To Adopt or Not to Adopt L4S-Compatible Congestion Control? Understanding Performance in a Partial L4S Deployment
Fatih Berkay Sarpkaya, Fraida Fund, Shivendra Panwar
TL;DR
This study questions whether L4S-compatible congestion control is worth adopting in partial deployments by examining sender perspectives under uncertain bottleneck conditions. Using FABRIC experiments, it compares TCP Prague and L4S-enabled BBRv2 (both with AccECN) against non-L4S flows across diverse queueing environments, including FQ, CoDel, PIE, and DualPI2. The results show that an L4S sender can be harmful to or harmed by non-L4S flows in many settings, with ultra-low latency benefits typically realized only when explicit flow isolation is in place; BBRv2 often fares better than Prague, while BBRv3 offers limited, inconsistent advantages.
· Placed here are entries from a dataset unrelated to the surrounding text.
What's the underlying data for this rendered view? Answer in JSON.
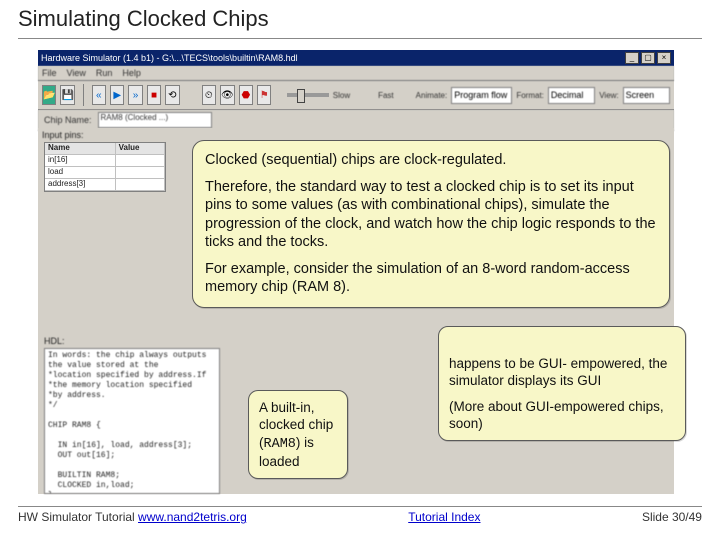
{
  "slide": {
    "title": "Simulating Clocked Chips"
  },
  "window": {
    "title": "Hardware Simulator (1.4 b1) - G:\\...\\TECS\\tools\\builtin\\RAM8.hdl",
    "menu": [
      "File",
      "View",
      "Run",
      "Help"
    ],
    "toolbar_labels": {
      "slow": "Slow",
      "fast": "Fast",
      "animate": "Animate:",
      "format": "Format:",
      "view": "View:"
    },
    "dropdowns": {
      "animate": "Program flow",
      "format": "Decimal",
      "view": "Screen"
    },
    "chip_label": "Chip Name:",
    "chip_value": "RAM8 (Clocked ...)"
  },
  "panels": {
    "input_pins_label": "Input pins:",
    "input_table": {
      "headers": [
        "Name",
        "Value"
      ],
      "rows": [
        [
          "in[16]",
          ""
        ],
        [
          "load",
          ""
        ],
        [
          "address[3]",
          ""
        ]
      ]
    },
    "hdl_label": "HDL:",
    "hdl_text": "In words: the chip always outputs\nthe value stored at the\n*location specified by address.If\n*the memory location specified\n*by address.\n*/\n\nCHIP RAM8 {\n\n  IN in[16], load, address[3];\n  OUT out[16];\n\n  BUILTIN RAM8;\n  CLOCKED in,load;\n}"
  },
  "callouts": {
    "main_p1": "Clocked (sequential) chips are clock-regulated.",
    "main_p2": "Therefore, the standard way to test a clocked chip is to set its input pins to some values (as with combinational chips), simulate the progression of the clock, and watch how the chip logic responds to the ticks and the tocks.",
    "main_p3": "For example, consider the simulation of an 8-word random-access memory chip (RAM 8).",
    "left_pre": "A built-in, clocked chip (",
    "left_mono": "RAM8",
    "left_post": ") is loaded",
    "right_tail": "happens to be GUI- empowered, the simulator displays its GUI",
    "right_p2": "(More about GUI-empowered chips, soon)"
  },
  "footer": {
    "left_text": "HW Simulator Tutorial ",
    "left_link": "www.nand2tetris.org",
    "center_link": "Tutorial Index",
    "right_text": "Slide 30/49"
  },
  "icons": {
    "open": "📂",
    "save": "💾",
    "step_back": "«",
    "step": "▶",
    "run": "»",
    "stop": "■",
    "rewind": "⟲",
    "clock": "⏲",
    "eye": "👁",
    "stopsign": "⬣",
    "flag": "⚑"
  }
}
The findings suggest cautious consideration for adoption, highlighting the need for isolation-focused AQMs and broader testing across network configurations before widespread deployment.
Abstract
With few exceptions, the path to deployment for any Internet technology requires that there be some benefit to unilateral adoption of the new technology. In an Internet where the technology is not fully deployed, is an individual better off sticking to the status quo, or adopting the new technology? This question is especially relevant in the context of the Low Latency, Low Loss, Scalable Throughput (L4S) architecture, where the full benefit is realized only when compatible protocols (scalable congestion control, accurate ECN, and flow isolation at queues) are adopted at both endpoints of a connection and also at the bottleneck router. In this paper, we consider the perspective of the sender of an L4S flow using scalable congestion control, without knowing whether the bottleneck router uses an L4S queue, or whether other flows sharing the bottleneck queue are also using scalable congestion control. We show that whether the sender uses TCP Prague or BBRv2 as the scalable congestion control, it cannot be assured that it will not harm or be harmed by another flow sharing the bottleneck link. We further show that the harm is not necessarily mitigated when a scalable flow shares a bottleneck with multiple classic flows. Finally, we evaluate the approach of BBRv3, where scalable congestion control is used only when the path delay is small, with ECN feedback ignored otherwise, and show that it does not solve the coexistence problem.